大日本印刷(=DNP)は、紙の単一素材(モノマテリアル)で構成してリサイクル性を高めつつ、酸素や水蒸気などへの高いバリア性も備えたパッケージ用シート「紙製ハイバリアモノマテリアルシート」を開発した。食品や化粧品・医療品向け包装資材のほか、幅広い分野の産業資材として、国内外で提供していく。
脱炭素の取組みやESG投資などが加速する中、プラスチック製品に関しては世界中でリデュース・リユース・リサイクルの取組みが広がり、メーカー各社も植物由来や生分解性の材料を使用した製品の開発を進めている。
DNPでは、「DNP環境配慮パッケージング GREEN PACKAGING」のラインアップ拡充に努め、その一環として、単一素材にすることでリサイクル性を高めたパッケージを展開している。さらに、今回開発した「紙製ハイバリアモノマテリアルシート」は、石油由来のプラスチックフィルムではなく、植物由来の紙を使うことでCO2排出量を削減する。
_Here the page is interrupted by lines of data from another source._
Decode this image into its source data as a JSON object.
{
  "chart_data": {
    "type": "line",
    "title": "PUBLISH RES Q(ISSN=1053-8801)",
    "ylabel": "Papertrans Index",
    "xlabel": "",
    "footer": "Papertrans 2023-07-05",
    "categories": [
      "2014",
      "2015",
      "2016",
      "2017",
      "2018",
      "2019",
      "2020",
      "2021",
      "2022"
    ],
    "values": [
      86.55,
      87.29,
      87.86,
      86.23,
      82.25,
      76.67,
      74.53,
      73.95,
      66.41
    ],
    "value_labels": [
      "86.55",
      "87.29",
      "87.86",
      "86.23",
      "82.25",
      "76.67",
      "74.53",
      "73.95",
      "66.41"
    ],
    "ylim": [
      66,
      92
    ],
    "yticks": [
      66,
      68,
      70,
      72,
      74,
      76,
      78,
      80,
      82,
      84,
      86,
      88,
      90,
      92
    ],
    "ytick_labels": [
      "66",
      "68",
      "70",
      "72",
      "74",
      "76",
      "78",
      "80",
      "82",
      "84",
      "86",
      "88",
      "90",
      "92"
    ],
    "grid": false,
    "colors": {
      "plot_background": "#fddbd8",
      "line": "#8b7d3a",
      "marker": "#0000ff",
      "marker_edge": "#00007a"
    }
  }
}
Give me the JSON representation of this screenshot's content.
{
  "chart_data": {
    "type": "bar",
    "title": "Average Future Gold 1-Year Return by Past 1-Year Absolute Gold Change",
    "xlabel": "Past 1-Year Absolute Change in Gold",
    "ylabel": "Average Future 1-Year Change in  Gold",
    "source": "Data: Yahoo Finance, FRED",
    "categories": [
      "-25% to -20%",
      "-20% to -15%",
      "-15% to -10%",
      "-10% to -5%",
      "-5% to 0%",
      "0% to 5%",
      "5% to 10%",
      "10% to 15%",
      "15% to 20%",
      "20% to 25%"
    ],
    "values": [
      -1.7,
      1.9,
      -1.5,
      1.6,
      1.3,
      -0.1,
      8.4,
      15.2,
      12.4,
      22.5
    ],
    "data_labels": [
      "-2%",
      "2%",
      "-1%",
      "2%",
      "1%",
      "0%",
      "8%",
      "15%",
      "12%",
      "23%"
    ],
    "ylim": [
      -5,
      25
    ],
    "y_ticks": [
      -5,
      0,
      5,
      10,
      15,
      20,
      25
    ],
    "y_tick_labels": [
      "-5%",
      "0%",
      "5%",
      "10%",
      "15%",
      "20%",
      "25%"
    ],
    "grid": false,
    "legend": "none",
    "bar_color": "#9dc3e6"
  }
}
また、DNP独自のコンバーティング技術によって紙へのバリア性付与に成功し、フードロスの削減にもつながる長期保存・鮮度保持を可能にした。これまで紙では難しいとされてきた、酸素透過度0.5cc/㎡・day・atm以下、水蒸気透過度0.5g/㎡・day以下に成功したほか、耐屈曲性能の向上を図り、折曲げ加工後のバリア性の劣化を最小限にしている。ちなみに、基材の紙については特殊な紙は必要なく、一般的なクラフト紙を使用している。
透明材料の薄膜層で構成されており、導電性がないためRFIDなどの利用も可能。ポリ塩化ビニリデン(PVDC)を使用しておらず、製品全体に対する紙の重量比は80%以上の高さでありながら、透明で高いバリア性のコート層を持ち、かつヒートシールもできる。DNPでは今後、製品化に向けた検証を進め、実用化を目指す。